True Enough For You

Check your thighs in the mirror, ma. I'm done.

Wednesday, April 20, 2005

Speak Your Truth! Save Our Bluths!

I am pretty outspoken, but I would never consider myself an activist. I would never really consider myself active, actually. And I don’t like to do too much charity work lately unless it involves getting my picture taken or a tax write off. Occasionally, I will work for food that comes after the work. (I am a sucker for a BBQ or pizza party, and if loving that is a crime, I am public enemy number one.) Sometimes an issue comes along that is so important, so profound that it cannot be ignored. Sometimes you have to speak out when it’s not the most popular thing to say. When a life is in peril, it is our responsibility as humans, citizens of the Earth, to do our duty to preserve it. That is why I call on all my friends and band together to help save the best show on television, Arrested Development. It is my Terri Schiavo; I am its Tom DeLay. And I don’t know what I will do if this bitch’s feeding tube isn’t inserted this time. I won’t go into how the show is brilliant with top notch performances, second to none-writing, jokes that are funny on three or four different levels and its tendency to reward viewers for paying attention. Any tv critic’s column can tell you that. It’s very special to me, and its death would make me a very, very sad panda. Click here, here and here to learn more.

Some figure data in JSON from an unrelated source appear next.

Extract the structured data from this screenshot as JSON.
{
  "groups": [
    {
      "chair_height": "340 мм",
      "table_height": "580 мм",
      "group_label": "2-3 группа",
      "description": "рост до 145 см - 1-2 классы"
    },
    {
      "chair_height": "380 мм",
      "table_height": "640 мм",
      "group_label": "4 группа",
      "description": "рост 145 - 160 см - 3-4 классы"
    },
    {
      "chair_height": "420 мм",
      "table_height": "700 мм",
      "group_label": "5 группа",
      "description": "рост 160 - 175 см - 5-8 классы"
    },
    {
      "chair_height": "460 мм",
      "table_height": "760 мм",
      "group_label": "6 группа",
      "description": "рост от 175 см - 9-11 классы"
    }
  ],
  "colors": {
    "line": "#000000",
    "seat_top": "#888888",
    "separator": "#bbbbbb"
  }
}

Speaking of Tom DeLay, he was totally talking shit today on my sometimes homeboy, Justice Kennedy. Is this joker insane or what? He’s under investigation for about twenty or so violations of law and (if you’re allergic to oxymorons, read no further- and don’t try the jumbo shrimp!) Congressional ethics. You'd think boyfriend might want to keep a low profile. He thinks the fact that Kennedy researches on the internet constitutes being “outrageous.” Well then, that would make me more outrageous than Jem and the Holograms. And we all know that they were truly, truly, truly outrageous.

Erin Elmore sightings!!! My friend KC has gotten to the bottom of the fired and fabulous chanteuse’s location. Allegedly, she is moving to the Fitler Square area, causing a flurry of activity in my inbox from an entertaining email chain, describing the sightings. She even attended the BBQ (which I love, see above) of one of her new neighbors. We have so many questions for her, it will be tough to admire from afar. God, give us strength. Things just got a little bit pinker on the west side of center city Philadelphia. More info to come.

In an age where the Internets (trademark George W. Bush) are the Special Olympics, it seems that blogs are hugs. That is, eventually everyone gets one. Courtesy of assclown, this is someone’s blog dedicated to everyone’s favorite emotion, irrational hate. And here is one that features Rosie O’Donnell speaking her truth; but there’s a catch, it’s all in the form of poetry! Seriously, what will lesbians think of next?

Nicest thing said about me in a long time: Sandy the secretary on the phone with her friend, ‘Let me tell you the truth, Zachy is definitely not remedial.” Maybe a bit presumptuous, but I appreciate the sentiment.